Thursday and Friday, May 12 and 13, 7:30 p.m.
Tennessee Theatre, 604 S. Gay Street, Downtown Knoxville
Tickets and information or 865-291-3310
Beethoven: Leonore Overture No. 3
Theofanidis: Dreamtime Ancestors
Wagner (arr. Henk de Vlieger): The Ring: An Orchestral Adventure
It’s that time of year when I warn of the coming dark days of summer in Knoxville—yes, those sad, dreary days between the end of the current music season and a new one in the fall. Although I won’t burden the reader with another tearful rant on the lack of classical and new music performances, notable or otherwise, during the long Knoxville summer, the fact remains—the 2015-16 season ends this week. And, it’s a long four months until the fall.
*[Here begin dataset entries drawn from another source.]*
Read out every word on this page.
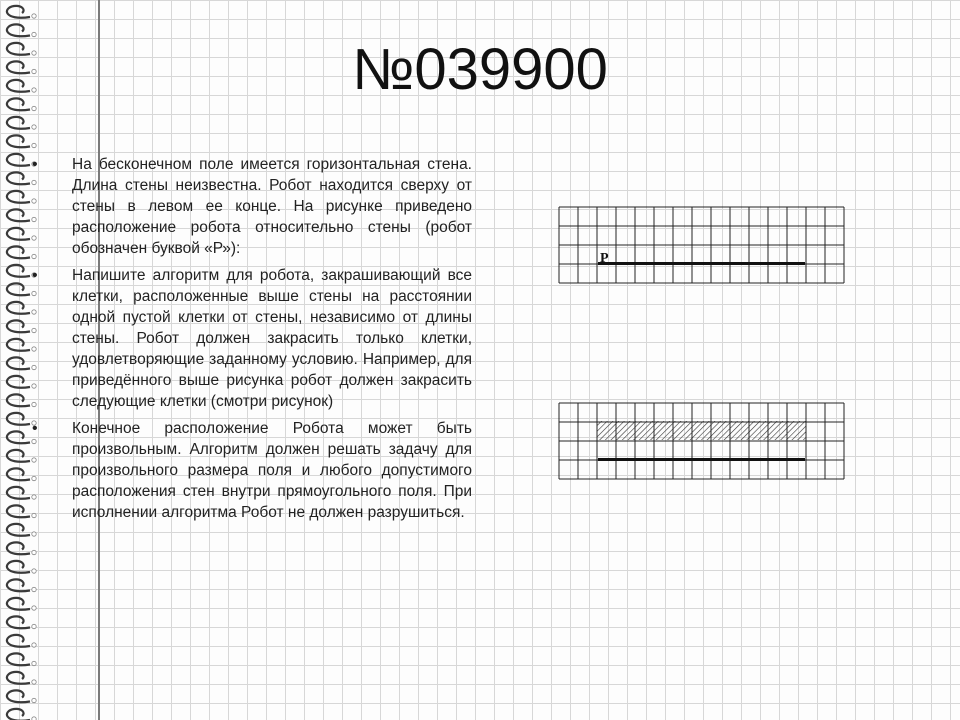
№039900
• На бесконечном поле имеется горизонтальная стена. Длина стены неизвестна. Робот находится сверху от стены в левом ее конце. На рисунке приведено расположение робота относительно стены (робот обозначен буквой «Р»):
• Напишите алгоритм для робота, закрашивающий все клетки, расположенные выше стены на расстоянии одной пустой клетки от стены, независимо от длины стены. Робот должен закрасить только клетки, удовлетворяющие заданному условию. Например, для приведённого выше рисунка робот должен закрасить следующие клетки (смотри рисунок)
• Конечное расположение Робота может быть произвольным. Алгоритм должен решать задачу для произвольного размера поля и любого допустимого расположения стен внутри прямоугольного поля. При исполнении алгоритма Робот не должен разрушиться.
Р
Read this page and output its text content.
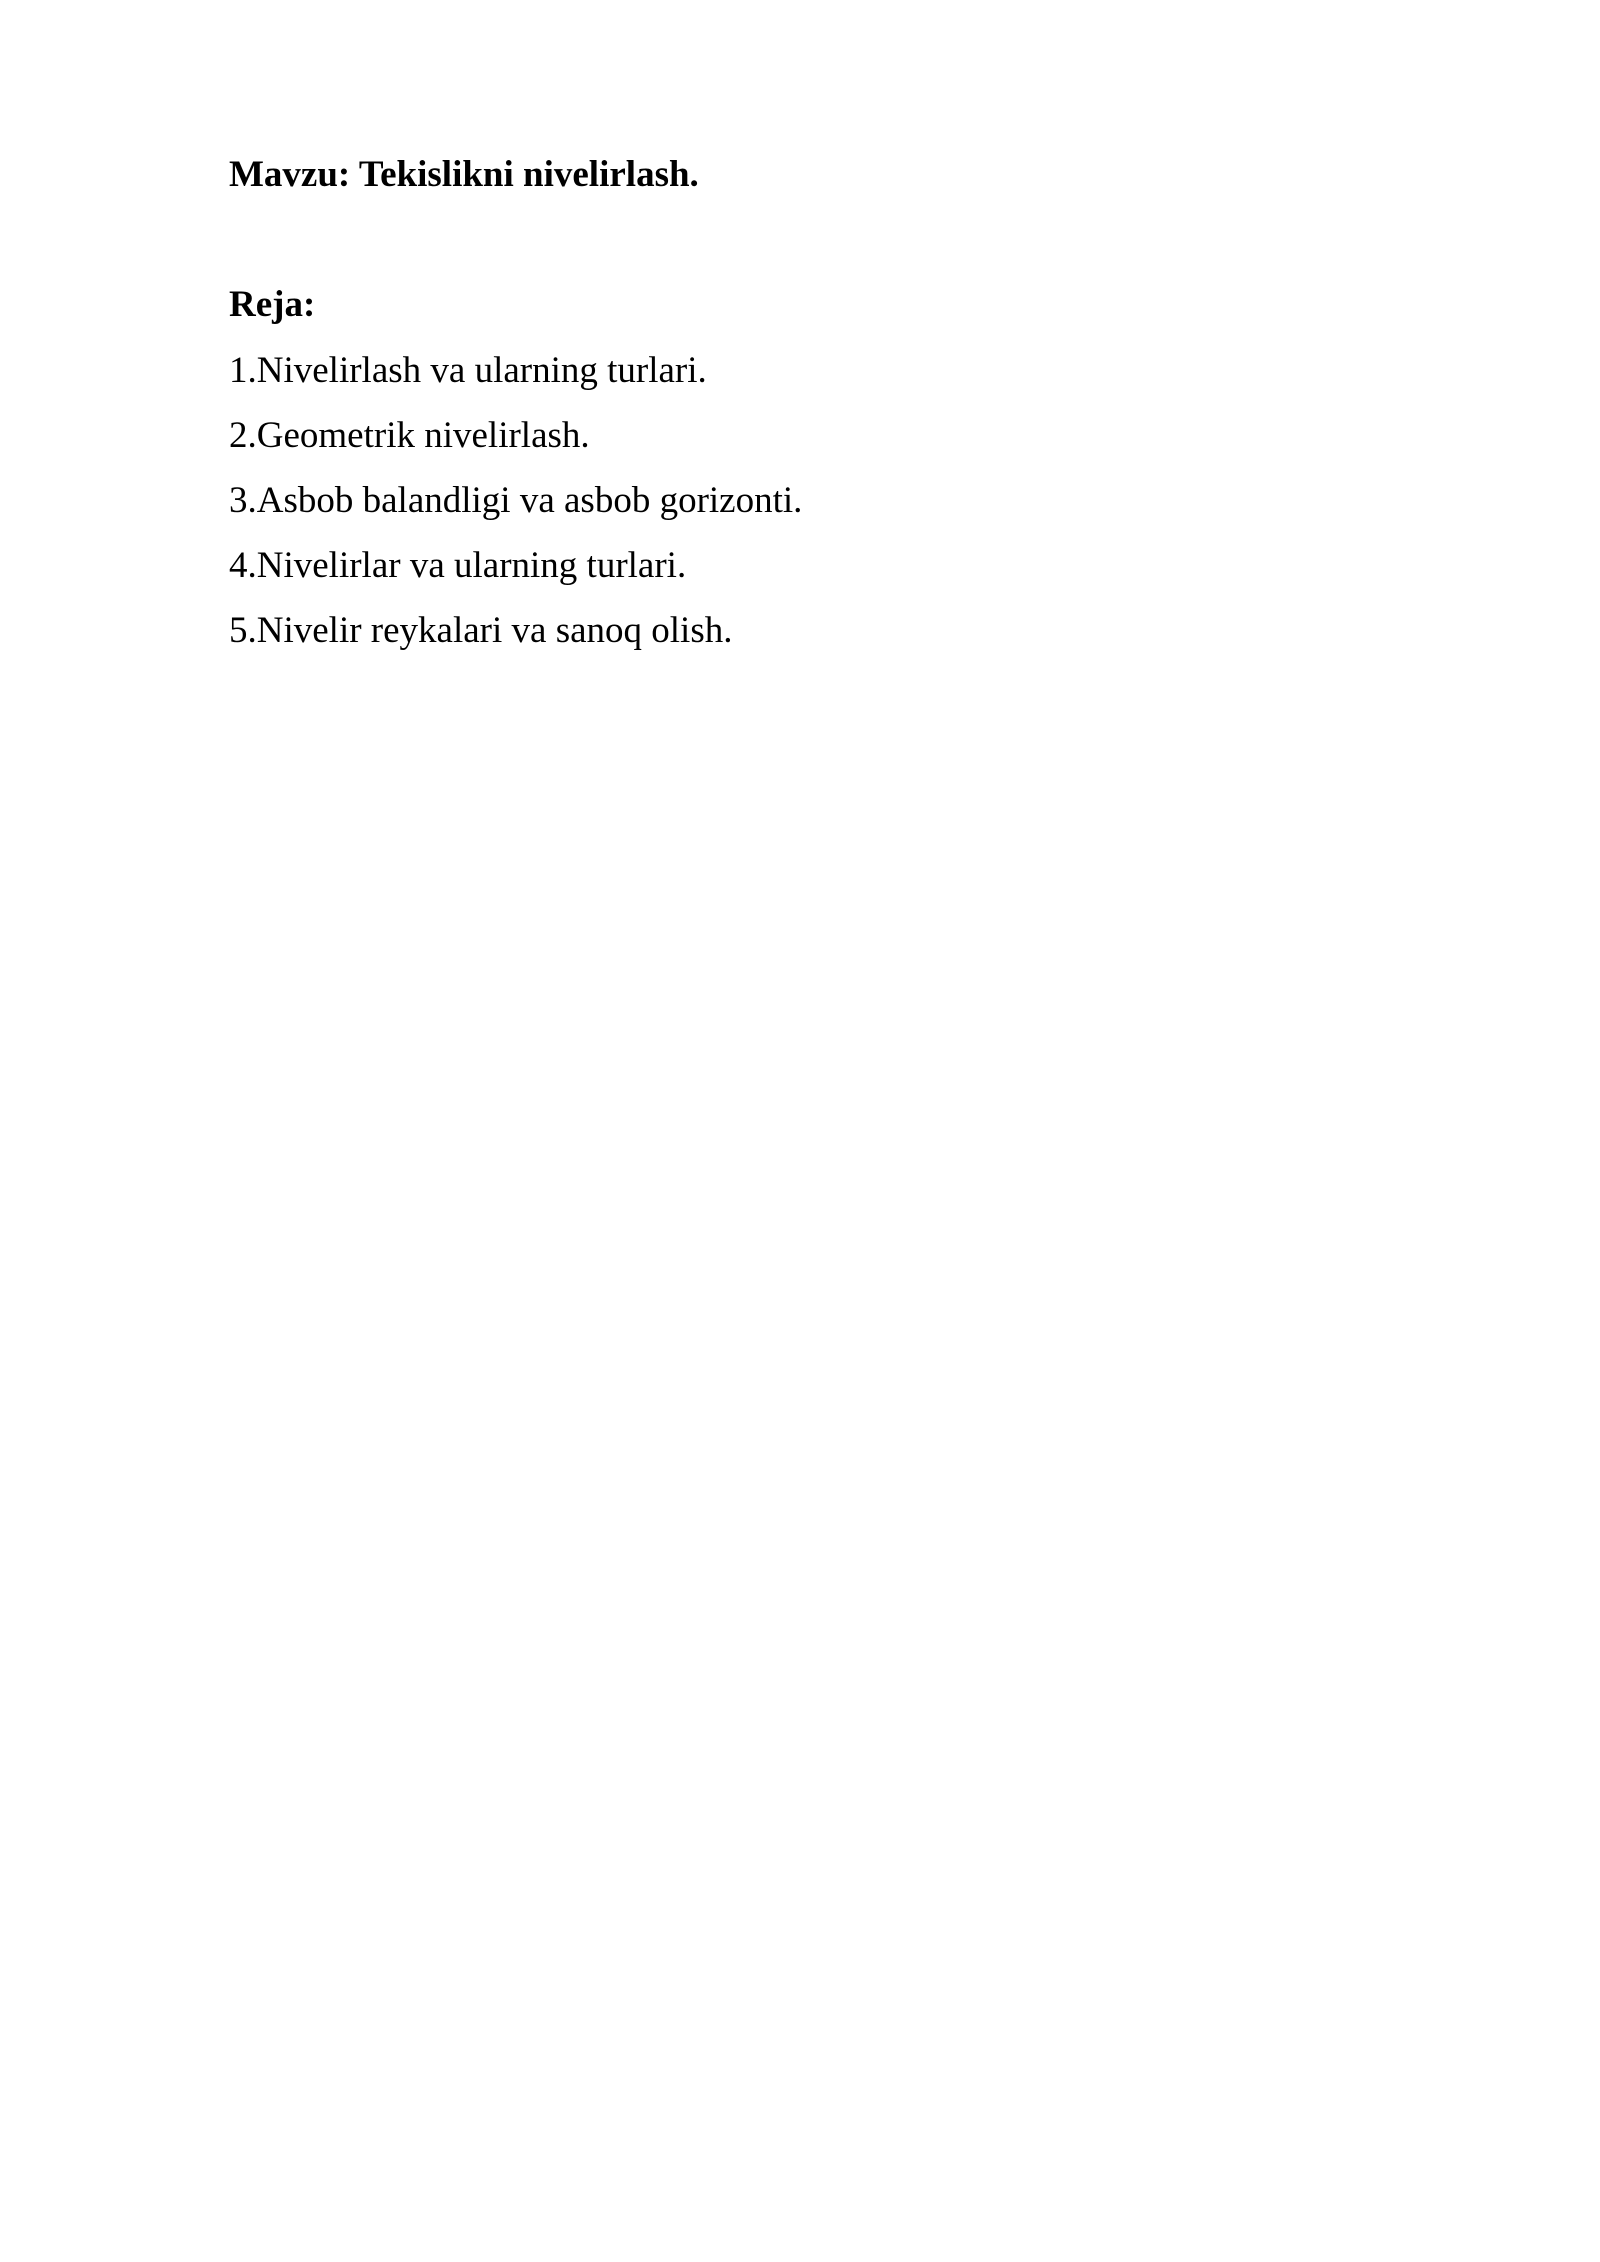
Mavzu: Tekislikni nivelirlash.

Reja:

1.Nivelirlash va ularning turlari.
2.Geometrik nivelirlash.
3.Asbob balandligi va asbob gorizonti.
4.Nivelirlar va ularning turlari.
5.Nivelir reykalari va sanoq olish.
The end of the season always seems to fall with the final Masterworks performance by the Knoxville Symphony Orchestra. The long hiatus, then, is all the more reason you should catch one of this week’s concerts at the Tennessee Theatre. But, there are several other equally compelling reasons for securing a ticket.
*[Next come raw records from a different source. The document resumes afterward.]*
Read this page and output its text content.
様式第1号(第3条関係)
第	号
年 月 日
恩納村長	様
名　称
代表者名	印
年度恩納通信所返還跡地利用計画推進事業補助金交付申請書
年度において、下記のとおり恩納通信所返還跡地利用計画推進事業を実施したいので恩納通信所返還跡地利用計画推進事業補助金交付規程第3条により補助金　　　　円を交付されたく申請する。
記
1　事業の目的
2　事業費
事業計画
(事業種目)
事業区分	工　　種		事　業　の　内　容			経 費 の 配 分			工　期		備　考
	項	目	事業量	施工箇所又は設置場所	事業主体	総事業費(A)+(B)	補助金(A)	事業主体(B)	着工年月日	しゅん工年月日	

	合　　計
First, the buzz about the impending selection of the KSO’s new music director has now grown to a loud drone. Whether or not the announcement is made this week before the concert, I’m sure it will be on the lips of most every concert attendee on Thursday and Friday evenings. Second, this final concert, conducted and programmed by KSO resident conductor James Fellenbaum, has an intriguing lineup: Beethoven’s Leonore Overture No. 3; Theofanidis’ Dreamtime Ancestors; and Highlights from Richard Wagner’s Ring Cycle featuring eight horns among the massive brass section.
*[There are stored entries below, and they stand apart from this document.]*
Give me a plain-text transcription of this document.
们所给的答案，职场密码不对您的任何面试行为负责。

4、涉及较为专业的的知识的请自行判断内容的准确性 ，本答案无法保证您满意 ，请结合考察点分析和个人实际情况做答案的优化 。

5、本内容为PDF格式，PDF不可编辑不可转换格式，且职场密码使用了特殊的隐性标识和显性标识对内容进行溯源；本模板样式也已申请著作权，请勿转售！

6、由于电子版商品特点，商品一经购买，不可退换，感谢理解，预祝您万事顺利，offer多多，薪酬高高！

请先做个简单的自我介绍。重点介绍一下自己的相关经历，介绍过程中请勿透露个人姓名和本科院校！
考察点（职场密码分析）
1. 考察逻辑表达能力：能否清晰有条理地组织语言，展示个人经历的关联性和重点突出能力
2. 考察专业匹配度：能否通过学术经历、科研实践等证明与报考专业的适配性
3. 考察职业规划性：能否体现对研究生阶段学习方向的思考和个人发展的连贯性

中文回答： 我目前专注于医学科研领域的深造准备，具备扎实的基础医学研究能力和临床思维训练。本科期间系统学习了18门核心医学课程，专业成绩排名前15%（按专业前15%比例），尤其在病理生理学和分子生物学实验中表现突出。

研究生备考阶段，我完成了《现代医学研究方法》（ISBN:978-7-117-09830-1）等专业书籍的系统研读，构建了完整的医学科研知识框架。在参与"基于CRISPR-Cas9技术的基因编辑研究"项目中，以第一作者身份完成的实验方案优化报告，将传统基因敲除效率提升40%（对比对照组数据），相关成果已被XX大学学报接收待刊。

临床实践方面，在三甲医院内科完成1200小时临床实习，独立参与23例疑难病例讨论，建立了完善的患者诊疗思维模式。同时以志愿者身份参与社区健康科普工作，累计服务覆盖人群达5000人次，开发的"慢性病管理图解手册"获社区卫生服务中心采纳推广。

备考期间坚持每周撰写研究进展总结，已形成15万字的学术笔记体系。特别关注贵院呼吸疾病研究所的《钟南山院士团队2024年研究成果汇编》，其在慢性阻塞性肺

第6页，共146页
The KSO has titled this week’s concerts “Ride of the Valkyries,” although that is somewhat misleading. The indicated work that concludes the evening is actually an arrangement of music from Wagner’s Ring Cycle from 1991 by the Dutch percussionist and arranger, Henk de Vlieger. His arrangement, The Ring: An Orchestral Adventure, is one of many that he has done on the music of Richard Wagner. The work is in fourteen sections in Ring order working from Das Rheingold, to the “Ride of the Valkyries” and the “Magic Fire Music” of Die Walküre, to Siegfried, and to “Brünnhilde’s Immolation Scene” from Gotterdamerung.
Maestro Fellenbaum will open with a pair of works that showcase the flexible ensemble that the KSO has become over the last several years. Beethoven’s Leonore Overture No. 3 was one of four overtures Beethoven struggled with for his opera Leonore, later renamed Fidelio. The No. 3 was written for the first revision of the opera; scholars believe the original overture is the one now called the Leonore Overture No. 2.
One of the reasons for Beethoven’s indecision was the fact that the overtures tended to dramatically overwhelm the beginning of the opera itself. That is certainly the case with the Leonore No. 3, a masterpiece more in the realm of the symphonic poem than an overture. However, like an overture, the work strives to capture the textural thread of the opera’s story: the gloomy prison cell of Florestan, his memories, his reprieve, and ultimate release.
Following the Beethoven comes Dreamtime Ancestors for Orchestra by the contemporary American composer Christopher Theofanidis. The work, commissioned by the New Music for America Consortium, was first performed last fall by the Plymouth (MA) Philharmonic Orchestra, conducted by Steven Karidoyanes. The KSO previously performed Theofanidis’ Rainbow Body in March, 2009.